A score band is not a verdict — it's a starting point that tells us where to look next, together.
In short
A Control AbilityScore in the 100–200 band is one structured snapshot of how your child manages impulses, regulates emotion and steadies their behaviour — it is not a diagnosis, and it does not stand alone. The right next step is simple: bring this score to a Pinnacle clinician who can interpret it alongside your child's age, history and how they cope in everyday settings, and then shape a plan if one is needed. Many children in any given band simply need gentle support and time; some benefit from focused therapy. The score helps us decide which.What this band actually tells you
The Control domain looks at self-regulation — a child's growing ability to pause, wait, manage big feelings and adjust their behaviour to the moment. These skills develop gradually and unevenly across early childhood, so a single number is best read as a direction to explore, never a label.- A score is context-dependent. How a child controls themselves at home, in a noisy classroom, when tired or when excited can all differ. A clinician reads the band against these real-life patterns.
- It guides, not decides. The band helps a clinician ask the right questions and choose whether watchful monitoring, parent coaching, or structured therapy is the best fit.
- It is one part of a fuller picture. Self-regulation links closely with communication, sensory processing and attention — so a clinician looks across domains, not at one in isolation.
Your next steps
1. Don't over-read the number on your own. Bands are interpreted by a clinician — the score is a conversation-starter, not a conclusion. 2. Book a clinical review so the score can be placed alongside your child's developmental history and everyday behaviour. 3. Keep simple notes on what helps your child settle and what tips them over — these observations are gold for the clinician. 4. Follow the plan, if any. This may be reassurance and review, home strategies you can use daily, or focused therapy to build regulation skills.The Pinnacle way
A clinical AbilityScore® and any diagnosis are formed only at a Pinnacle Blooms Network centre, under qualified clinician care — never from an app, a band or an online form. Across [70+ centres and 700+ therapists](/), our clinicians turn a score into a clear, kind plan built around your child. Learn how the score works in what is the AbilityScore and how is it calculated, and explore how regulation skills are nurtured through behaviour and emotional-regulation support.Trusted sources
World Health Organization guidance on early childhood development and nurturing care; American Academy of Pediatrics (HealthyChildren.org) guidance on developmental monitoring and self-regulation; CDC developmental milestones resources.Next step — Bring your child's score to a clinician who can read it in full. Book an AbilityScore review with a Pinnacle clinician.
What to watch
Watch how your child manages waiting, transitions and big feelings across different settings — home, play and group situations — and note what helps them settle and what tips them over. Patterns across the day matter more than any single moment.
Try this at home
Build tiny pauses into the day — a slow breath before a transition, a short countdown before stopping play — to give your child gentle, repeated practice at steadying themselves without pressure.
Trusted sources
Developed by SETU Consortium · Pinnacle Blooms Network · Last reviewed 2026-06-10
This is general information, not a diagnosis.
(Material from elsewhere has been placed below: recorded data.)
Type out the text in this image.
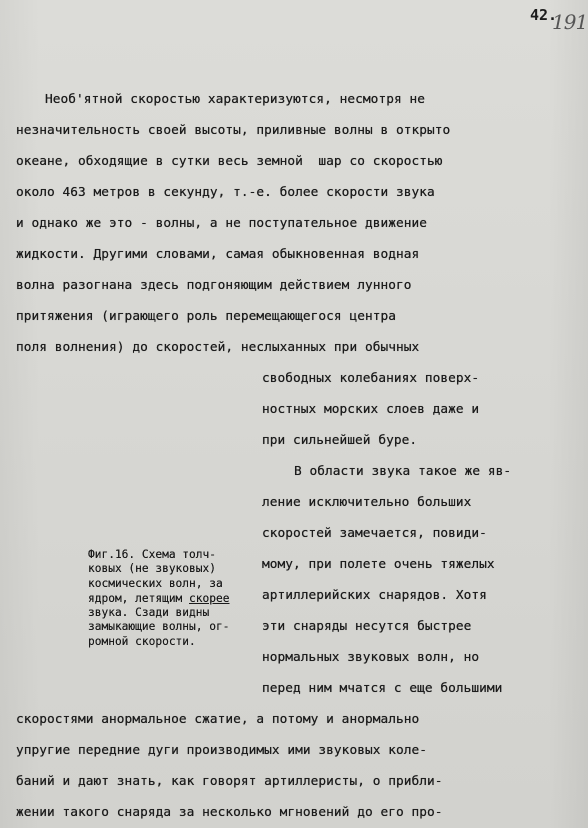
42.
191
Необ'ятной скоростью характеризуются, несмотря не
незначительность своей высоты, приливные волны в открыто
океане, обходящие в сутки весь земной  шар со скоростью
около 463 метров в секунду, т.-е. более скорости звука
и однако же это - волны, а не поступательное движение
жидкости. Другими словами, самая обыкновенная водная
волна разогнана здесь подгоняющим действием лунного
притяжения (играющего роль перемещающегося центра
поля волнения) до скоростей, неслыханных при обычных
свободных колебаниях поверх-
ностных морских слоев даже и
при сильнейшей буре.
В области звука такое же яв-
ление исключительно больших
скоростей замечается, повиди-
мому, при полете очень тяжелых
артиллерийских снарядов. Хотя
эти снаряды несутся быстрее
нормальных звуковых волн, но
перед ним мчатся с еще большими
скоростями анормальное сжатие, а потому и анормально
упругие передние дуги производимых ими звуковых коле-
баний и дают знать, как говорят артиллеристы, о прибли-
жении такого снаряда за несколько мгновений до его про-
Фиг.16. Схема толч-
ковых (не звуковых)
космических волн, за
ядром, летящим скорее
звука. Сзади видны
замыкающие волны, ог-
ромной скорости.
A clinical AbilityScore® and any diagnosis are formed only at a Pinnacle Blooms Network centre, under qualified clinician care.
Frequently asked
Does a Control AbilityScore of 100–200 mean my child has a problem?
No. A band is a structured snapshot of self-regulation, not a diagnosis. It tells a clinician where to look next — many children in any band simply need gentle support and time, while some benefit from focused therapy. Only a Pinnacle clinician can interpret what it means for your child.
What is the Control domain measuring?
It looks at self-regulation — your child's growing ability to pause, wait, manage strong feelings and adjust behaviour to the moment. These skills develop gradually and unevenly in early childhood, so the score is read as a direction to explore, not a fixed label.
What should I do first?
Book a clinical review so the score can be read alongside your child's history and everyday behaviour. In the meantime, keep simple notes on what helps your child settle and what tips them over — these observations help the clinician greatly.
Will my child definitely need therapy?
Not necessarily. After review, the plan may be reassurance and monitoring, home strategies you can use daily, or focused therapy — whichever fits your child best. The score helps the clinician choose the right level of support.